SEPTEMBER 2ND IS THE 134TH ANNIVERSARY OF THE CHINESE MASSACRE

chinatown

SEPTEMBER 2ND IS THE 134TH ANNIVERSARY OF THE CHINESE MASSACRE

August 31, 2019

(Note: The following article includes excerpts, photographs, and maps from a Sweetwater County Historical Museum piece about “Chinatown” and Camp Pilot Butte originally released in February of 2019)

Monday is Labor Day, a holiday for barbecues and outdoor activities, but it also marks the anniversary of the darkest chapter in Rock Springs history: the Chinese Massacre of September 2, 1885.

By the summer of 1885, there were just under 600 Chinese and less than half that number of white miners working in the coal mines in and around Rock Springs. Tensions were high because the Chinese miners were willing to work for lower wages, which kept overall wages down and created resentment among the white miners.

On the morning of September 2, at the Number Six mine just north of Rock Springs, a fight between white and Chinese miners resulted in the death of a Chinese worker. Later in the day, a mob of about 150 white miners attacked "Chinatown," the section of town north of Bitter Creek where the Chinese miners lived, and set it on fire. More than two dozen Chinese were killed and the rest fled. All 79 of the Chinese shacks and shanties were destroyed by the mob.

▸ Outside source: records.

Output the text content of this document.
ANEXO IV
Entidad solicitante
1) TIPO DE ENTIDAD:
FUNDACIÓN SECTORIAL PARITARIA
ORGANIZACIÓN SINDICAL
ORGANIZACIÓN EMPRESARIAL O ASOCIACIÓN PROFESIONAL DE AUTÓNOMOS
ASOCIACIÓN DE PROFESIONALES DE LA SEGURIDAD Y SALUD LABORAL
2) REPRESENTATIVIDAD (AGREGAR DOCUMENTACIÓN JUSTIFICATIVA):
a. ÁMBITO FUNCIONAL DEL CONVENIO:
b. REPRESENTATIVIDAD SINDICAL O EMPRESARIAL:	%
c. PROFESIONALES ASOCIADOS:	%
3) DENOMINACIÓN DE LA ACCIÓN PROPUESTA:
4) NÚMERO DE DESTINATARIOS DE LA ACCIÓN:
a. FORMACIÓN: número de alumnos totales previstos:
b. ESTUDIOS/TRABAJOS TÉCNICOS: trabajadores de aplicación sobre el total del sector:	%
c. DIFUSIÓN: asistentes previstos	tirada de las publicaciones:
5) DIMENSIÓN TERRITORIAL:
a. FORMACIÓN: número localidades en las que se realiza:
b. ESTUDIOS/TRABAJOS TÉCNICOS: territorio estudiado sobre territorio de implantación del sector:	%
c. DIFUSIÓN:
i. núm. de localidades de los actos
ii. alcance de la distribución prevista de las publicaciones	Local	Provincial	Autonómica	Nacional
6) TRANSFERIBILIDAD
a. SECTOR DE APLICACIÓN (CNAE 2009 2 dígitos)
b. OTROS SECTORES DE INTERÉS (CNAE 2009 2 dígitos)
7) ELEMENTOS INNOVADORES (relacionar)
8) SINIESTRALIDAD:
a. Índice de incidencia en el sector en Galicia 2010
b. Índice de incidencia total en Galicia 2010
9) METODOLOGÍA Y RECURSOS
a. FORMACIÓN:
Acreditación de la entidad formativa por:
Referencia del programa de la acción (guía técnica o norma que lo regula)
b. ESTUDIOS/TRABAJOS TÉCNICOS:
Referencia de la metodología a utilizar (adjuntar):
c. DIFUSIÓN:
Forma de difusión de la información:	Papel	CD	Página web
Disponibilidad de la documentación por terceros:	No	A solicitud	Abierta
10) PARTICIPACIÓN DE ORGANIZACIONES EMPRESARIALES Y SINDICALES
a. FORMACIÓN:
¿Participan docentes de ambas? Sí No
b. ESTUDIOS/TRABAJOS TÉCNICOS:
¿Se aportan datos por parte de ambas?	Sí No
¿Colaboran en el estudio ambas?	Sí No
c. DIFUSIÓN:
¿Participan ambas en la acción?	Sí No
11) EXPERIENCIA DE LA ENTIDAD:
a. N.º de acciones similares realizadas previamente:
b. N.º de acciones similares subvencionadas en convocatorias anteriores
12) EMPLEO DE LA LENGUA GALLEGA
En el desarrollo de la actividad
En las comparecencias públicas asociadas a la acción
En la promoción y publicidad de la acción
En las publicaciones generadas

To restore order and protect the hundreds of Chinese miners soon to be returned to Rock Springs under heavy army escort, Territorial Governor (and later United States Senator) Francis E. Warren arranged for soldiers of the 7th U.S. Infantry Regiment to establish a base sited between “Chinatown” and downtown Rock Springs. A new “Chinatown”was hastily built, the miners returned to work, and, by November 30, 532 Chinese and 85 white miners were producing about 1,600 tons of coal per day.

The army’s new post was dubbed Camp Pilot Butte and continued to be garrisoned until March of 1899, when the base was closed.

The Sweetwater County Historical Museum in Green River features a special exhibit on the Chinese Massacre, and "The Chinese Massacre at Rock Springs, Wyoming Territory, September 2, 1885," by Isaac H. Bromley, an excellent work on the subject, is available at the museum bookstore.